Forum Moderators: open

Message Too Old, No Replies

Removing dupes. again

httpwebwitch

2:59 am on Mar 5, 2009 (gmt 0)

I know this must be a FAQ... Every time I need to do this, I end up looking it up. Why wouldn't SQL DB vendors figure out that dupe removal is a common task, perhaps deserving a native command or utility?

Anyways, I have this table with two int columns.
The data looks like this:

1 3
1 4
2 6
2 7
3 1
3 4
3 6
3 8
...
14225 838827
14225 838828
14225 838892
...

it goes on like that... for over 12 million rows.

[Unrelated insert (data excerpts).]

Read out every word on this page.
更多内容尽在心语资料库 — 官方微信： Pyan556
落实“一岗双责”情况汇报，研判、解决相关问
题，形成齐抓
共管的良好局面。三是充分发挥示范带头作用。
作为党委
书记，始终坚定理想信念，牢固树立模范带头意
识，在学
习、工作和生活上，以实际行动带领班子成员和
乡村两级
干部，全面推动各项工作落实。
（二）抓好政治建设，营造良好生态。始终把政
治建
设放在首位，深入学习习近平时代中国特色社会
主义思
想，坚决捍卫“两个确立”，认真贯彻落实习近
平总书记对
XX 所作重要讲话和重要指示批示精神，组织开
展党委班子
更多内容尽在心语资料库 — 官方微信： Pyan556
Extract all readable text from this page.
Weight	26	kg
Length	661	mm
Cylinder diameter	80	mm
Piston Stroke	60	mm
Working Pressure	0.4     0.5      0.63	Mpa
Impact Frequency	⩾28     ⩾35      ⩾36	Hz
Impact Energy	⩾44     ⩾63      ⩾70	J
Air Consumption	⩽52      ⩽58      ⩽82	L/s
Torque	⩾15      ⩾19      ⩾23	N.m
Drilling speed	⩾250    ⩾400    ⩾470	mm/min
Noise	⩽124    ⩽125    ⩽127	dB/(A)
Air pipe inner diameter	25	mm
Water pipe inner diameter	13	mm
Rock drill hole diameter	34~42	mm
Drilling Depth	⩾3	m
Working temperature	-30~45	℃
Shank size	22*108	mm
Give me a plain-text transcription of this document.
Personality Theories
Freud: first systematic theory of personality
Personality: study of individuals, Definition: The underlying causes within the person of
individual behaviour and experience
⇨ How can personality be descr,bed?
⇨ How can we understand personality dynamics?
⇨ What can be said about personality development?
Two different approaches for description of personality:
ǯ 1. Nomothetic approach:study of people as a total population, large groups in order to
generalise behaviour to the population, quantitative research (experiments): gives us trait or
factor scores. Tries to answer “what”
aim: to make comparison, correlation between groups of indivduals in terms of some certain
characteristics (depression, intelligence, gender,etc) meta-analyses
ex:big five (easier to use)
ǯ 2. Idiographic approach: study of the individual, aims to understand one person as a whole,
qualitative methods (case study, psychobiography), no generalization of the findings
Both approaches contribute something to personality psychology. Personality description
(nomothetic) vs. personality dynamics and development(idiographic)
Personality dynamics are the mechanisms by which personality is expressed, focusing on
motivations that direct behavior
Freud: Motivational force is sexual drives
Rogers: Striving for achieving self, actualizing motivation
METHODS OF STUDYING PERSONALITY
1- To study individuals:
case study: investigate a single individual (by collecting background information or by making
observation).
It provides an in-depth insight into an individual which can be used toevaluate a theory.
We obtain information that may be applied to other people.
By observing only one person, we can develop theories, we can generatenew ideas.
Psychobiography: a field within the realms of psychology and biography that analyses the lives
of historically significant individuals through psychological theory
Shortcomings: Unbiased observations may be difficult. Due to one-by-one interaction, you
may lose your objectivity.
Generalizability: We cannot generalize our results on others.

Anyways, I don't need duplicates in there. And there are plenty.

Not only are there multiple identical rows like this,
1 2
1 2
1 2

but there are "flipped" rows, which (for my purposes) are identical, like:

1 3
1 3
3 1
3 1

what's the easiest way to dedupe this table?

carguy84

1:37 am on Mar 10, 2009 (gmt 0)

Is there another column to uniquely identify a row?

For future reference, once you have removed all the dupes, you should set a primary key on those columns and avoid the issue in the future if possible.

httpwebwitch

11:59 am on Mar 10, 2009 (gmt 0)

no other column to id the rows. They're just two rows with two ints in them.

BTW I'm using MySQL

carguy84

12:14 am on Mar 11, 2009 (gmt 0)

Hmm, that is a tricky one then as you can't even say:

delete from table where column1 = 10 and column2 = 25 otherwise it will delete the dupe and the original.

I think you might have to select out dupes using GROUP BY, write down which ones have dupes, then manually delete them.

Create a third column as a rowId and then write a small program to loop through the table and remove the duplicates via their rowId.

Personally, I'd choose the second option and then just removed the rowId column and setup the primary key correctly.

piatkow

7:10 am on Mar 12, 2009 (gmt 0)

I have no MySQL experience but having spent a big slice of the last decade as a DBA my generic solution is below.

Clearly the table is incorrectly keyed and indexed.
Create a copy set up correctly
Insert the records, the dupes should simply fail.
Replace the "bad" table

httpwebwitch

12:05 pm on Mar 12, 2009 (gmt 0)

write down which ones have dupes, then manually delete them

I figure to do that with 12 million records, if I could do one every second, working 24h a day without sleep or interruption, I'd be finished in just a little over 9 years. I'd probably also go through a few thousand books of paper and ball-point pens

piatkow's solution seems pretty solid... I'll try it. I wonder how long it'll take to run that one!

isn't there a query I can do using DISTINCT and HAVING? hmm

It perplexes me why isn't this built into the SQL language

carguy84

7:13 pm on Mar 14, 2009 (gmt 0)

It's not built in because it is solved with primary keys. You should be able to insert into a temp table with "select distinct". Copying one table to another that has properly setup primary keys will fail and not resume on failure. You'll have to go the temp table route.